Jacques Brierre wants to know where ktrace went. Unfortunately, I don't have an answer for him.
Interesting article (though the "alpha geek" choice leaves me a bit confused).
I've been in the development and operations business for about 20 years. The first Mac I used was the 128K (pre-Plus). Professionally, I work on Suns, Linux servers, anything that networks.
I've taken my Mac and plugged it in at work (no problem there with OS 7, 8, etc.), yet I keep hearing the old stories about how difficult it is to integrate Macs. Mind you, all I had to do was plug in and set DHCP or a fixed address.
Tried NeXT and went to camp. . . . More OS releases than my wallet could handle and my gorgeous 2-headed NeXT Dimension Cube was sold. I've since been looking for a desktop Linux that would first be stable, not have a mind of its own, and not impede me. My Macs have run MkLinux, Suse, LinuxPPC 2000, and I forget what else, while my Dell laptop gave me a consistent Win2K. I really kept going back and forth between Linux and Win2K. Then I decided to try OS X, installed 10.1.1 (not a bad start) and ordered 10.1.4.

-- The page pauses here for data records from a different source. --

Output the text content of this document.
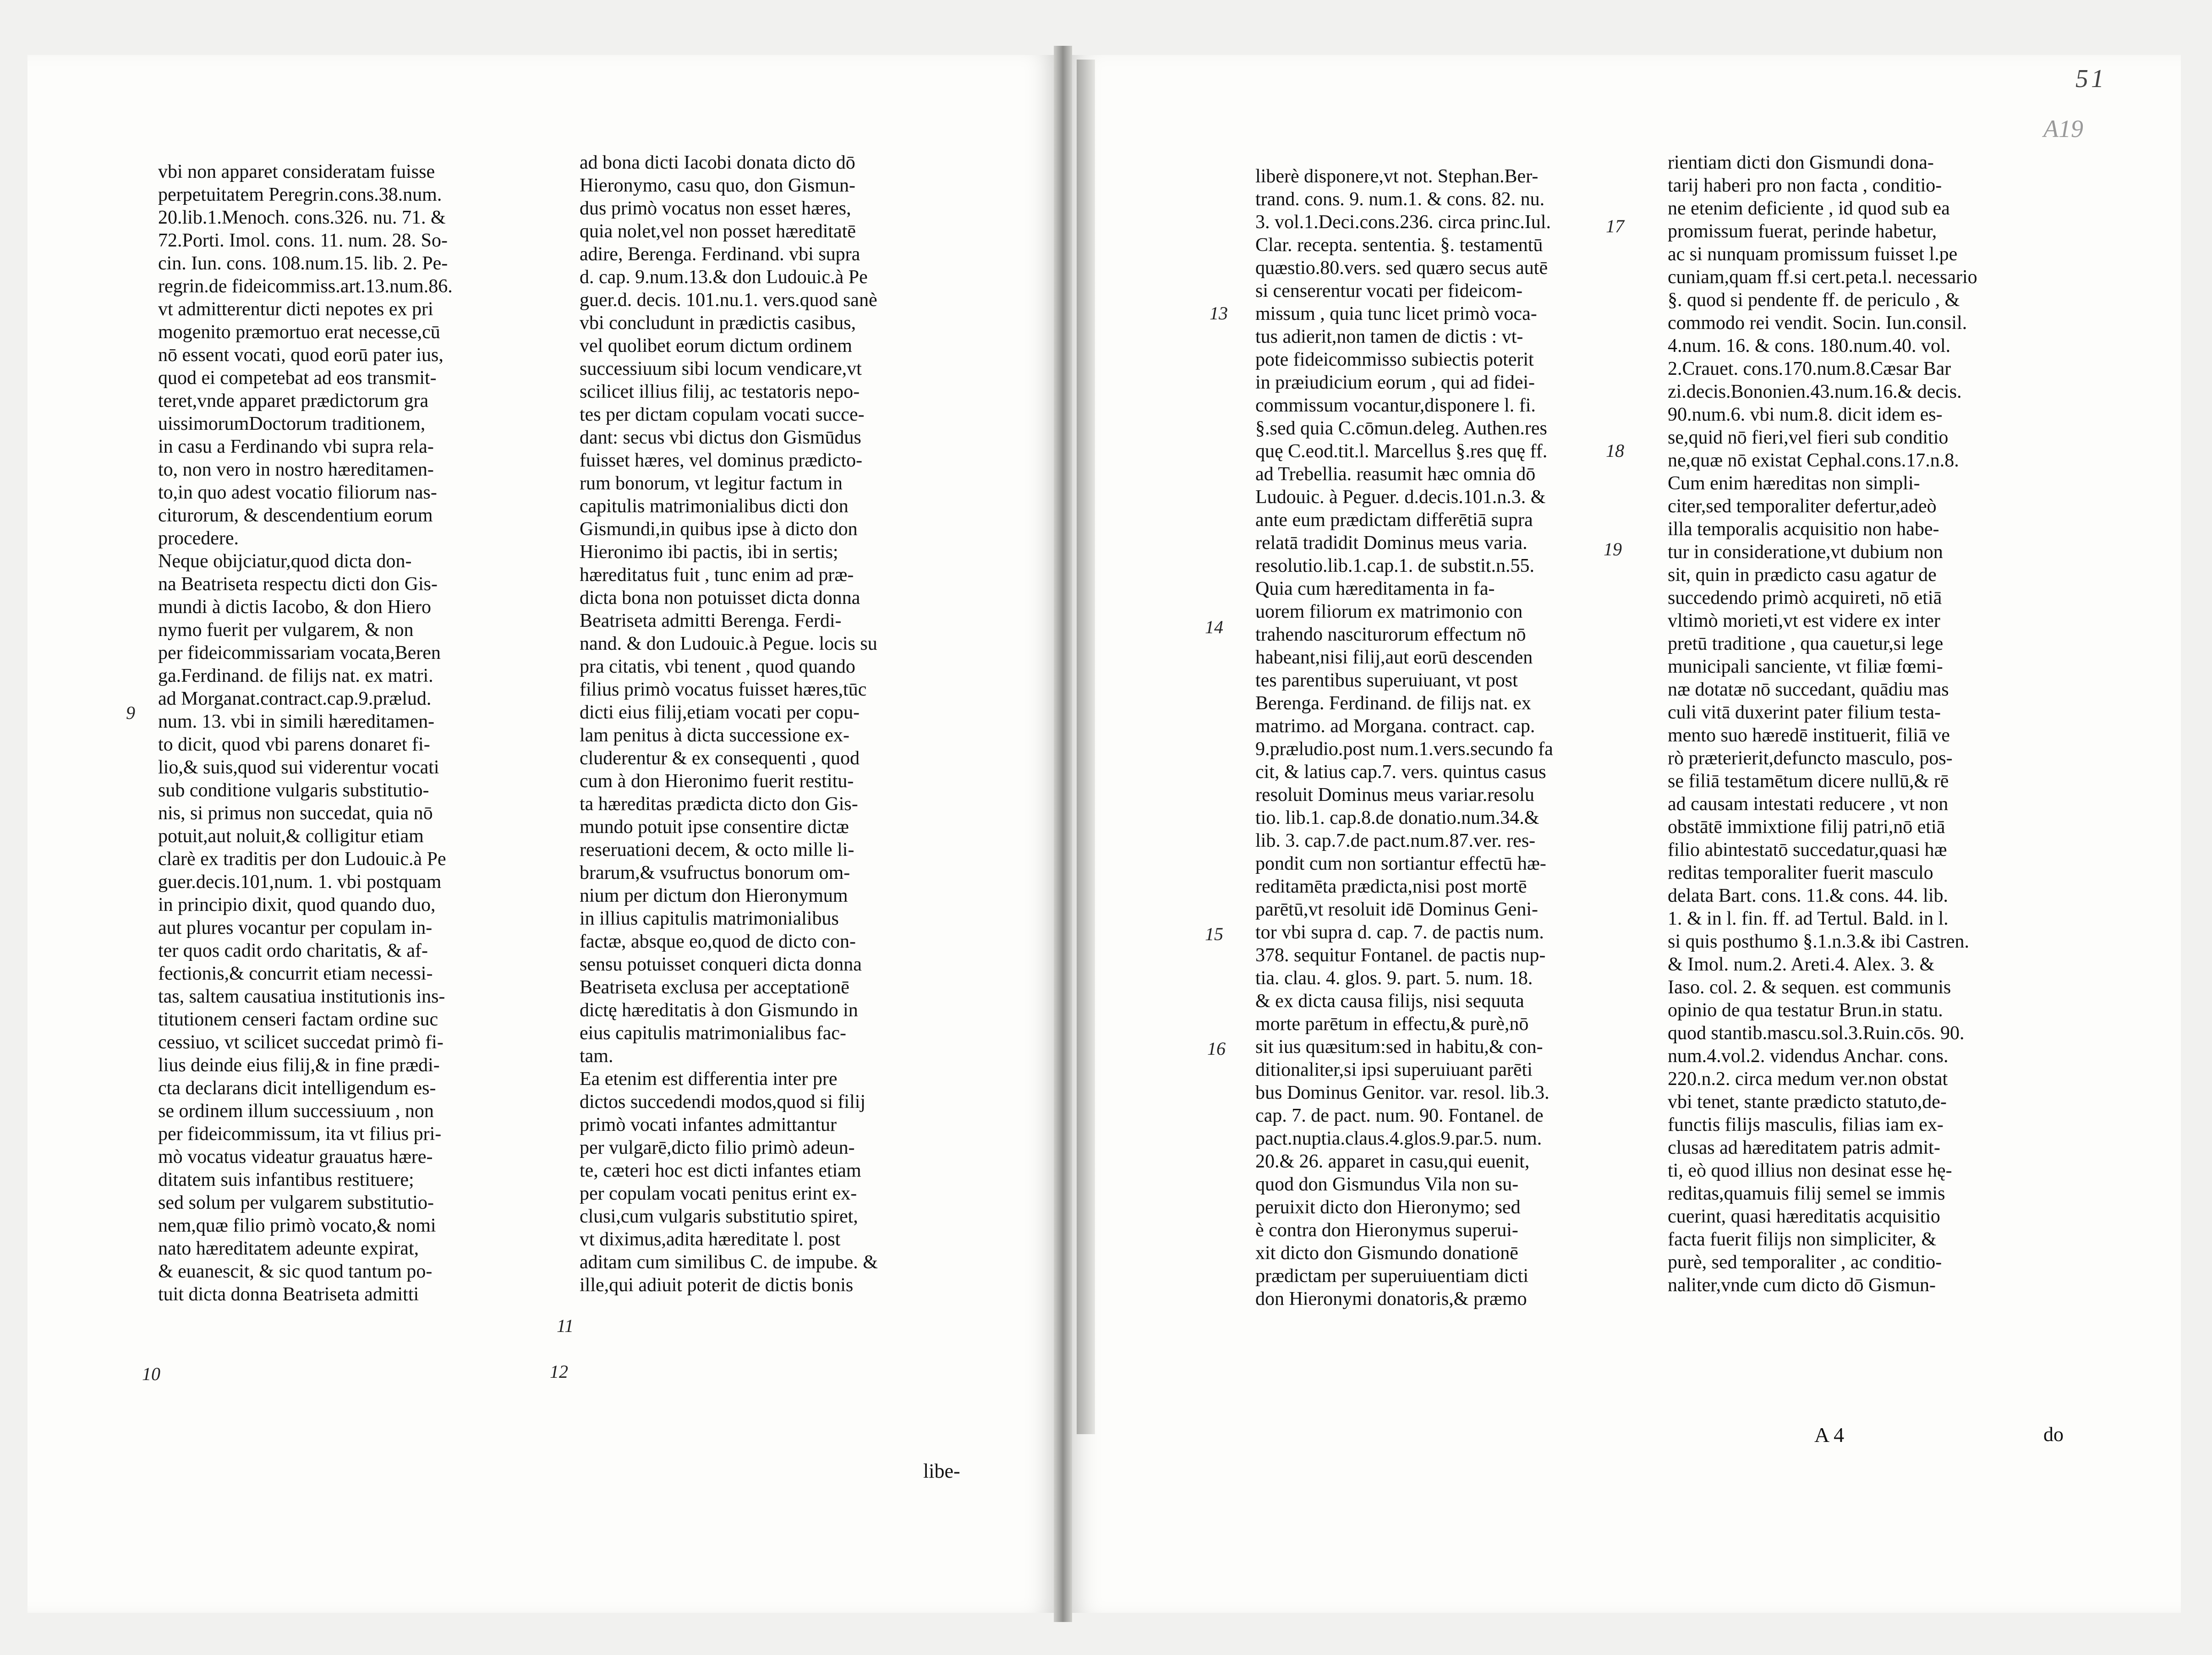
vbi non apparet consideratam fuisse
perpetuitatem Peregrin.cons.38.num.
20.lib.1.Menoch. cons.326. nu. 71. &
72.Porti. Imol. cons. 11. num. 28. So-
cin. Iun. cons. 108.num.15. lib. 2. Pe-
regrin.de fideicommiss.art.13.num.86.
vt admitterentur dicti nepotes ex pri
mogenito præmortuo erat necesse,cū
nō essent vocati, quod eorū pater ius,
quod ei competebat ad eos transmit-
teret,vnde apparet prædictorum gra
uissimorumDoctorum traditionem,
in casu a Ferdinando vbi supra rela-
to, non vero in nostro hæreditamen-
to,in quo adest vocatio filiorum nas-
citurorum, & descendentium eorum
procedere.
Neque obijciatur,quod dicta don-
na Beatriseta respectu dicti don Gis-
mundi à dictis Iacobo, & don Hiero
nymo fuerit per vulgarem, & non
per fideicommissariam vocata,Beren
ga.Ferdinand. de filijs nat. ex matri.
ad Morganat.contract.cap.9.prælud.
num. 13. vbi in simili hæreditamen-
to dicit, quod vbi parens donaret fi-
lio,& suis,quod sui viderentur vocati
sub conditione vulgaris substitutio-
nis, si primus non succedat, quia nō
potuit,aut noluit,& colligitur etiam
clarè ex traditis per don Ludouic.à Pe
guer.decis.101,num. 1. vbi postquam
in principio dixit, quod quando duo,
aut plures vocantur per copulam in-
ter quos cadit ordo charitatis, & af-
fectionis,& concurrit etiam necessi-
tas, saltem causatiua institutionis ins-
titutionem censeri factam ordine suc
cessiuo, vt scilicet succedat primò fi-
lius deinde eius filij,& in fine prædi-
cta declarans dicit intelligendum es-
se ordinem illum successiuum , non
per fideicommissum, ita vt filius pri-
mò vocatus videatur grauatus hære-
ditatem suis infantibus restituere;
sed solum per vulgarem substitutio-
nem,quæ filio primò vocato,& nomi
nato hæreditatem adeunte expirat,
& euanescit, & sic quod tantum po-
tuit dicta donna Beatriseta admitti
ad bona dicti Iacobi donata dicto dō
Hieronymo, casu quo, don Gismun-
dus primò vocatus non esset hæres,
quia nolet,vel non posset hæreditatē
adire, Berenga. Ferdinand. vbi supra
d. cap. 9.num.13.& don Ludouic.à Pe
guer.d. decis. 101.nu.1. vers.quod sanè
vbi concludunt in prædictis casibus,
vel quolibet eorum dictum ordinem
successiuum sibi locum vendicare,vt
scilicet illius filij, ac testatoris nepo-
tes per dictam copulam vocati succe-
dant: secus vbi dictus don Gismūdus
fuisset hæres, vel dominus prædicto-
rum bonorum, vt legitur factum in
capitulis matrimonialibus dicti don
Gismundi,in quibus ipse à dicto don
Hieronimo ibi pactis, ibi in sertis;
hæreditatus fuit , tunc enim ad præ-
dicta bona non potuisset dicta donna
Beatriseta admitti Berenga. Ferdi-
nand. & don Ludouic.à Pegue. locis su
pra citatis, vbi tenent , quod quando
filius primò vocatus fuisset hæres,tūc
dicti eius filij,etiam vocati per copu-
lam penitus à dicta successione ex-
cluderentur & ex consequenti , quod
cum à don Hieronimo fuerit restitu-
ta hæreditas prædicta dicto don Gis-
mundo potuit ipse consentire dictæ
reseruationi decem, & octo mille li-
brarum,& vsufructus bonorum om-
nium per dictum don Hieronymum
in illius capitulis matrimonialibus
factæ, absque eo,quod de dicto con-
sensu potuisset conqueri dicta donna
Beatriseta exclusa per acceptationē
dictę hæreditatis à don Gismundo in
eius capitulis matrimonialibus fac-
tam.
Ea etenim est differentia inter pre
dictos succedendi modos,quod si filij
primò vocati infantes admittantur
per vulgarē,dicto filio primò adeun-
te, cæteri hoc est dicti infantes etiam
per copulam vocati penitus erint ex-
clusi,cum vulgaris substitutio spiret,
vt diximus,adita hæreditate l. post
aditam cum similibus C. de impube. &
ille,qui adiuit poterit de dictis bonis
liberè disponere,vt not. Stephan.Ber-
trand. cons. 9. num.1. & cons. 82. nu.
3. vol.1.Deci.cons.236. circa princ.Iul.
Clar. recepta. sententia. §. testamentū
quæstio.80.vers. sed quæro secus autē
si censerentur vocati per fideicom-
missum , quia tunc licet primò voca-
tus adierit,non tamen de dictis : vt-
pote fideicommisso subiectis poterit
in præiudicium eorum , qui ad fidei-
commissum vocantur,disponere l. fi.
§.sed quia C.cōmun.deleg. Authen.res
quę C.eod.tit.l. Marcellus §.res quę ff.
ad Trebellia. reasumit hæc omnia dō
Ludouic. à Peguer. d.decis.101.n.3. &
ante eum prædictam differētiā supra
relatā tradidit Dominus meus varia.
resolutio.lib.1.cap.1. de substit.n.55.
Quia cum hæreditamenta in fa-
uorem filiorum ex matrimonio con
trahendo nasciturorum effectum nō
habeant,nisi filij,aut eorū descenden
tes parentibus superuiuant, vt post
Berenga. Ferdinand. de filijs nat. ex
matrimo. ad Morgana. contract. cap.
9.præludio.post num.1.vers.secundo fa
cit, & latius cap.7. vers. quintus casus
resoluit Dominus meus variar.resolu
tio. lib.1. cap.8.de donatio.num.34.&
lib. 3. cap.7.de pact.num.87.ver. res-
pondit cum non sortiantur effectū hæ-
reditamēta prædicta,nisi post mortē
parētū,vt resoluit idē Dominus Geni-
tor vbi supra d. cap. 7. de pactis num.
378. sequitur Fontanel. de pactis nup-
tia. clau. 4. glos. 9. part. 5. num. 18.
& ex dicta causa filijs, nisi sequuta
morte parētum in effectu,& purè,nō
sit ius quæsitum:sed in habitu,& con-
ditionaliter,si ipsi superuiuant parēti
bus Dominus Genitor. var. resol. lib.3.
cap. 7. de pact. num. 90. Fontanel. de
pact.nuptia.claus.4.glos.9.par.5. num.
20.& 26. apparet in casu,qui euenit,
quod don Gismundus Vila non su-
peruixit dicto don Hieronymo; sed
è contra don Hieronymus superui-
xit dicto don Gismundo donationē
prædictam per superuiuentiam dicti
don Hieronymi donatoris,& præmo
rientiam dicti don Gismundi dona-
tarij haberi pro non facta , conditio-
ne etenim deficiente , id quod sub ea
promissum fuerat, perinde habetur,
ac si nunquam promissum fuisset l.pe
cuniam,quam ff.si cert.peta.l. necessario
§. quod si pendente ff. de periculo , &
commodo rei vendit. Socin. Iun.consil.
4.num. 16. & cons. 180.num.40. vol.
2.Crauet. cons.170.num.8.Cæsar Bar
zi.decis.Bononien.43.num.16.& decis.
90.num.6. vbi num.8. dicit idem es-
se,quid nō fieri,vel fieri sub conditio
ne,quæ nō existat Cephal.cons.17.n.8.
Cum enim hæreditas non simpli-
citer,sed temporaliter defertur,adeò
illa temporalis acquisitio non habe-
tur in consideratione,vt dubium non
sit, quin in prædicto casu agatur de
succedendo primò acquireti, nō etiā
vltimò morieti,vt est videre ex inter
pretū traditione , qua cauetur,si lege
municipali sanciente, vt filiæ fœmi-
næ dotatæ nō succedant, quādiu mas
culi vitā duxerint pater filium testa-
mento suo hæredē instituerit, filiā ve
rò præterierit,defuncto masculo, pos-
se filiā testamētum dicere nullū,& rē
ad causam intestati reducere , vt non
obstātē immixtione filij patri,nō etiā
filio abintestatō succedatur,quasi hæ
reditas temporaliter fuerit masculo
delata Bart. cons. 11.& cons. 44. lib.
1. & in l. fin. ff. ad Tertul. Bald. in l.
si quis posthumo §.1.n.3.& ibi Castren.
& Imol. num.2. Areti.4. Alex. 3. &
Iaso. col. 2. & sequen. est communis
opinio de qua testatur Brun.in statu.
quod stantib.mascu.sol.3.Ruin.cōs. 90.
num.4.vol.2. videndus Anchar. cons.
220.n.2. circa medum ver.non obstat
vbi tenet, stante prædicto statuto,de-
functis filijs masculis, filias iam ex-
clusas ad hæreditatem patris admit-
ti, eò quod illius non desinat esse hę-
reditas,quamuis filij semel se immis
cuerint, quasi hæreditatis acquisitio
facta fuerit filijs non simpliciter, &
purè, sed temporaliter , ac conditio-
naliter,vnde cum dicto dō Gismun-
9
10
11
12
13
14
15
16
17
18
19
51
A19
A 4
libe-
do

The Dell started gathering dust. OS X--finally a nice tool set, standard Unix facilities--but why on earth is ktrace not part of the standard compile? While I'm on this, and this my favorite S. Jobs question, You still don't have the "Point to Select" option (a sore point with the NeXT's UI). Somehow, Apple has decided that you are to click on a window to select it, not merely pass your mouse over it, whereas Solaris, X, etc. do give you the choice.
Well, Windows is no longer necessary. The laptop got so lonely it broke. When I repair it, though, I will not install Windows. I'd have to buy it, and I've already bought OS X. But I have Solaris X86 and that's what I will run on this laptop. Can't wait.
For the "alpha geek" reference, see my article Inventing the Future.